Nguen Thi Hai, a North Vietnamese soldier, stands guard during the Vietnam war. Photo: Keystone/Getty Images
For their part, Vietnamese women fighters played a crucial part in the Vietnam war. At least 45,000 Vietnamese men and women died defending the Cu Chi tunnels, a vast network of underground passages in a part of what is today Ho Chi Minh City, and the women were seen as indispensable.

Small and agile, they could move swiftly through the narrow subterranean alleyways.
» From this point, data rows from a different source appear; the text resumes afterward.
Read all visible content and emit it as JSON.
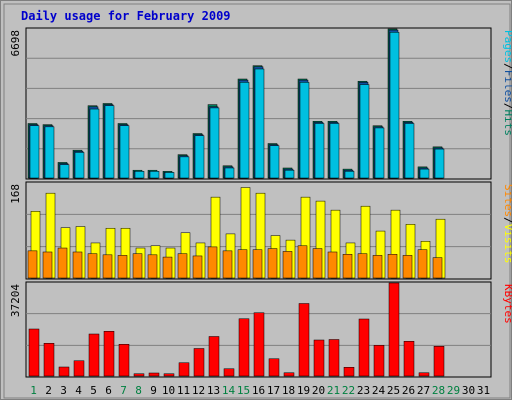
{
  "title": "Daily usage for February 2009",
  "colors": {
    "background": "#c0c0c0",
    "title": "#0000cc",
    "pages": "#00c0e0",
    "files": "#1050a0",
    "hits": "#008060",
    "sites": "#ff8800",
    "visits": "#ffff00",
    "kbytes": "#ff0000",
    "weekend_day": "#008040",
    "weekday": "#000000"
  },
  "panels": [
    {
      "id": "hits",
      "ymax_label": "6698",
      "legend": [
        "Pages",
        "/",
        "Files",
        "/",
        "Hits"
      ]
    },
    {
      "id": "visits",
      "ymax_label": "168",
      "legend": [
        "Sites",
        "/",
        "Visits"
      ]
    },
    {
      "id": "kbytes",
      "ymax_label": "37204",
      "legend": [
        "KBytes"
      ]
    }
  ],
  "chart_data": {
    "type": "bar",
    "title": "Daily usage for February 2009",
    "categories": [
      "1",
      "2",
      "3",
      "4",
      "5",
      "6",
      "7",
      "8",
      "9",
      "10",
      "11",
      "12",
      "13",
      "14",
      "15",
      "16",
      "17",
      "18",
      "19",
      "20",
      "21",
      "22",
      "23",
      "24",
      "25",
      "26",
      "27",
      "28",
      "29",
      "30",
      "31"
    ],
    "weekend_days": [
      "1",
      "7",
      "8",
      "14",
      "15",
      "21",
      "22",
      "28",
      "29"
    ],
    "panels": [
      {
        "ymax": 6698,
        "series": [
          {
            "name": "Hits",
            "values": [
              2450,
              2400,
              700,
              1250,
              3250,
              3350,
              2450,
              350,
              350,
              300,
              1050,
              2000,
              3300,
              550,
              4450,
              5050,
              1550,
              450,
              4450,
              2550,
              2550,
              400,
              4350,
              2350,
              6698,
              2550,
              500,
              1400,
              0,
              0,
              0
            ]
          },
          {
            "name": "Files",
            "values": [
              2400,
              2350,
              650,
              1200,
              3200,
              3300,
              2400,
              300,
              300,
              250,
              1000,
              1950,
              3200,
              500,
              4400,
              5000,
              1500,
              400,
              4400,
              2500,
              2500,
              350,
              4300,
              2300,
              6650,
              2500,
              450,
              1350,
              0,
              0,
              0
            ]
          },
          {
            "name": "Pages",
            "values": [
              2350,
              2300,
              600,
              1150,
              3100,
              3250,
              2350,
              300,
              300,
              250,
              950,
              1900,
              3150,
              450,
              4300,
              4900,
              1450,
              350,
              4300,
              2450,
              2450,
              300,
              4200,
              2250,
              6550,
              2450,
              400,
              1300,
              0,
              0,
              0
            ]
          }
        ]
      },
      {
        "ymax": 168,
        "series": [
          {
            "name": "Visits",
            "values": [
              118,
              150,
              89,
              91,
              62,
              88,
              88,
              53,
              57,
              53,
              80,
              62,
              143,
              78,
              160,
              150,
              75,
              67,
              143,
              136,
              120,
              62,
              127,
              83,
              120,
              95,
              65,
              104,
              0,
              0,
              0
            ]
          },
          {
            "name": "Sites",
            "values": [
              48,
              46,
              53,
              46,
              43,
              41,
              40,
              43,
              41,
              37,
              43,
              39,
              55,
              48,
              50,
              50,
              52,
              47,
              57,
              52,
              46,
              42,
              43,
              40,
              42,
              40,
              50,
              36,
              0,
              0,
              0
            ]
          }
        ]
      },
      {
        "ymax": 37204,
        "series": [
          {
            "name": "KBytes",
            "values": [
              18800,
              13100,
              3600,
              6100,
              16800,
              17900,
              12700,
              900,
              1200,
              900,
              5300,
              11000,
              15800,
              2900,
              22900,
              25300,
              6900,
              1300,
              29000,
              14400,
              14600,
              3500,
              22800,
              12300,
              37204,
              13900,
              1300,
              11900,
              0,
              0,
              0
            ]
          }
        ]
      }
    ]
  }
}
They were famed for their skills at planting bombs and their ruthlessness in battle.

These Vietnamese women were driven by patriotism, but most of the fighters on the other side of the Vietnam war were drafted or coerced.
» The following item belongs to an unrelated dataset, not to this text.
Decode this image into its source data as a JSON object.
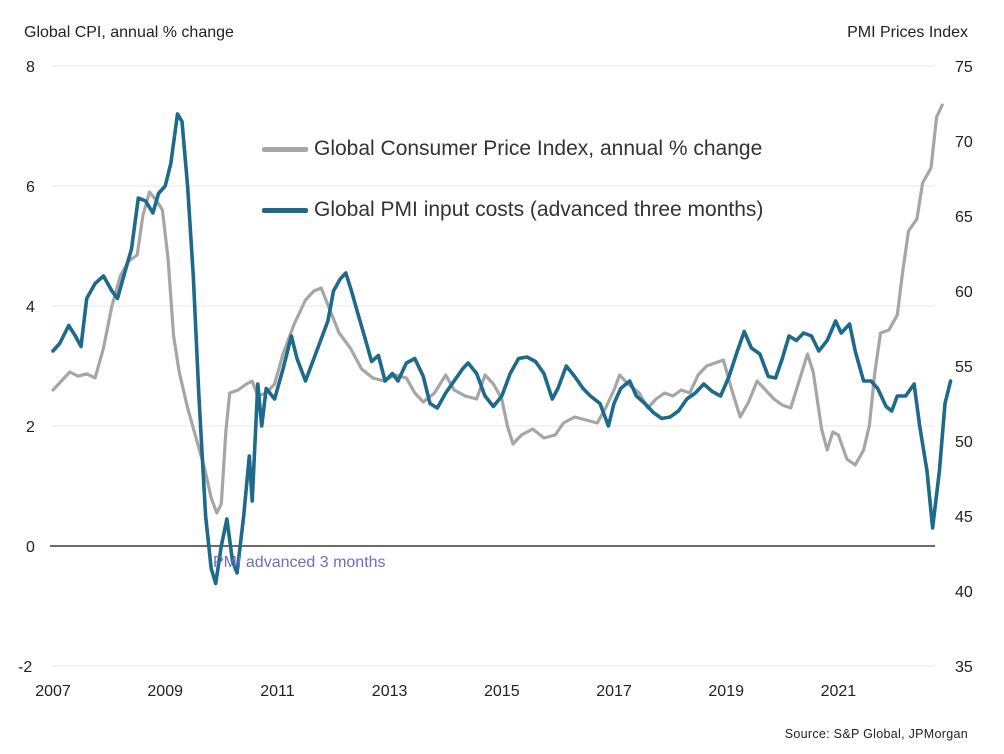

“It is also important to point out that for the Democratic Republic of Vietnam (DRV) [to give then-communist North Vietnam’s its official name], female soldiers suited its propaganda purposes,” Frazier says. “Female soldiers symbolised the equality between men and women in North Vietnam and under communism.

“Much like during the Spanish civil war, feminists and other activists around the world pointed to the achievements of female soldiers in North Vietnam and imagined the DRV as a society that had achieved equality between men and women.”
Female paramilitary volunteers are given weapons training in South Vietnam in March 1962. Photo: Michael Ochs Archives/Getty Images

Women resistance fighters are enshrined in Vietnam’s war art. “North Vietnamese women played an incredibly important role during wartime, particularly in defensive roles, such as manning anti-aircraft stations,” says Adrian Jones, owner of Witness Collection, an archive of Vietnamese war art. “Artists depicted them in relation to the important roles they played.”

War artist Trinh Kim Vinh contributed to the Vietnamese resistance in both of the nation’s wars in the 20th century. Her willingness to confront danger distinguished her as a resistance artist, particularly when she was a young woman during the First Indochina war, the battle against Indochina’s French colonisers.

Her daring extended into the Vietnam war – or the American war, as it is known in Vietnam – when she joined jungle operations to sketch soldiers, juggling that work with her duties as head of the drawing department at the Vietnam Fine Arts College.

A painting of a female soldier by Trinh Kim Vinh (1964). Photo: Witness Collection

“I was the only female artist of that time who dared to take field trips to paint,” she told Witness Collection researchers. “It was not easy to go to such places, but I was eager to go. Other people were afraid of bombs and bullets. I was young then, so I was afraid of nothing.”

In Phuoc Long, on the Cambodian border, war artist Vo Xuong painted a female nurse protecting a wounded soldier sheltering in a bunker. “The nurse and the soldier were inside a bunker; she picked up a gun and fought,” Vo Xuong remembers. “In wartime, nurses had to know how to fight.”

As for American women, they were finally admitted to US military academies in 1976, a year after the Vietnam conflict ended.